O
Aparecimento do Som - Parte 4
Os microfones eram tão sensíveis
que os técnicos tinham que tirar seus sapatos para entrar no
estúdio. Até o girar do filme da câmera era reproduzido. Ela
acabou sendo confinada em uma caixa à prova de som e ficando
ali parada. Por isso a maioria as cenas de diálogo eram
filmadas em close-up, e nunca existiam mais de três ou quatro
pessoas em cena. Os microfones também eram tão estáticos
quanto as câmeras e não havia espaço suficiente ao redor
deles para mais de dois atores.
Fora a interferência da câmera, outros barulhos tinham que ser
eliminados e vários métodos foram utilizados. Joseph L.

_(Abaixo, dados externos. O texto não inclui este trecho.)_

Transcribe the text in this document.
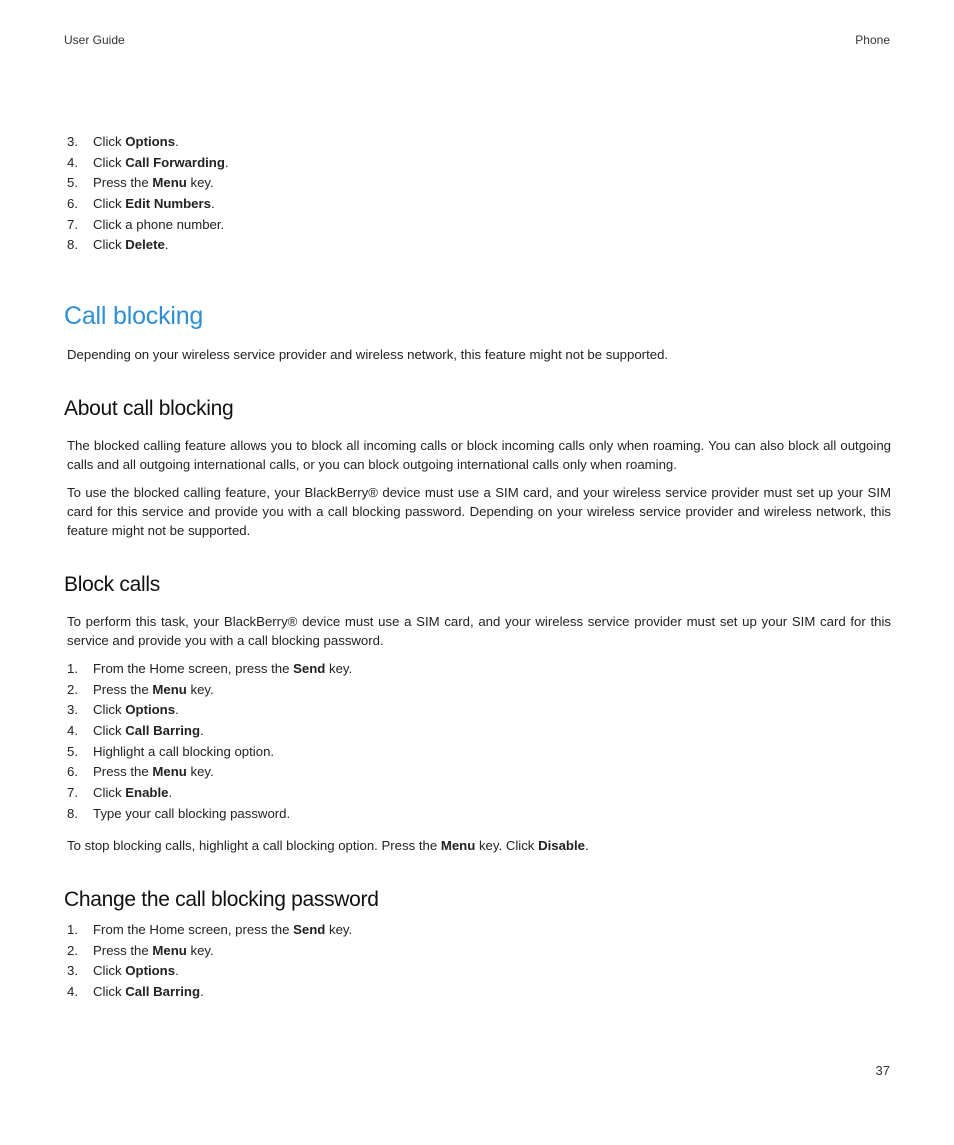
User Guide	Phone
3. Click Options.
4. Click Call Forwarding.
5. Press the Menu key.
6. Click Edit Numbers.
7. Click a phone number.
8. Click Delete.
Call blocking

Depending on your wireless service provider and wireless network, this feature might not be supported.

About call blocking

The blocked calling feature allows you to block all incoming calls or block incoming calls only when roaming. You can also block all outgoing calls and all outgoing international calls, or you can block outgoing international calls only when roaming.

To use the blocked calling feature, your BlackBerry® device must use a SIM card, and your wireless service provider must set up your SIM card for this service and provide you with a call blocking password. Depending on your wireless service provider and wireless network, this feature might not be supported.

Block calls

To perform this task, your BlackBerry® device must use a SIM card, and your wireless service provider must set up your SIM card for this service and provide you with a call blocking password.

1. From the Home screen, press the Send key.
2. Press the Menu key.
3. Click Options.
4. Click Call Barring.
5. Highlight a call blocking option.
6. Press the Menu key.
7. Click Enable.
8. Type your call blocking password.

To stop blocking calls, highlight a call blocking option. Press the Menu key. Click Disable.

Change the call blocking password
1. From the Home screen, press the Send key.
2. Press the Menu key.
3. Click Options.
4. Click Call Barring.
37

Mankiewicz lembra que a maioria dos filmes era feita a noite.
Eles começavam a filmar às 5 da tarde e iam até as 3 da manhã,
porque desta forma eles evitariam o barulho do tráfego na
Melrose Avenue.
Willian Clothier que trabalhou como assistente de câmera tem
memórias não muito agradáveis deste tempo: “A caixa que
abrigava a câmera não era uma caixa qualquer. Ela era enorme e
comportava uma mesa, duas câmeras, e quatro pessoas lá dentro.
Com as luzes do estúdio ligadas, e principalmente no verão,
aquilo virava o próprio inferno”.
Surgia então uma nova autoridade: o homem do som. Como ninguém
entendia o que ele fazia, ficavam todos em suas mãos. Ele era
uma pessoa para ser respeitada e temida. Esther Ralston lembra
que quando estava filmando The Wheel of Life com Richard Dix, em
1929, Dix apontou para o responsável pelo som e disse para ela:
“Vê aquele cara ali? Seja boazinha com ele ou ele vai fazer
de você um barítono e de mim uma soprano.”
O som mudou tudo, inclusive a atmosfera no set de filmagem. No
tempo dos filmes mudos podia-se andar tranqüilamente pelo set,
mesmo quando estavam filmando, pessoas podiam rir e conversar e
atores como Fritz Feld tinham a sua disposição um quarteto de
violinos, piano e cello tocando La Marseillaise para fazê-lo
chorar. Com som o esquema era outro: sem música, visitantes e
portas fechadas. Era um tempo em que se usava muita luz, iluminação
para quatro ou cinco câmeras ao mesmo tempo. Era necessário
vedar todas as portas e ventiladores não eram permitidos por
causa do barulho. Depois de cada cena eles paravam tudo e
deixavam as pessoas se refrescarem um pouco.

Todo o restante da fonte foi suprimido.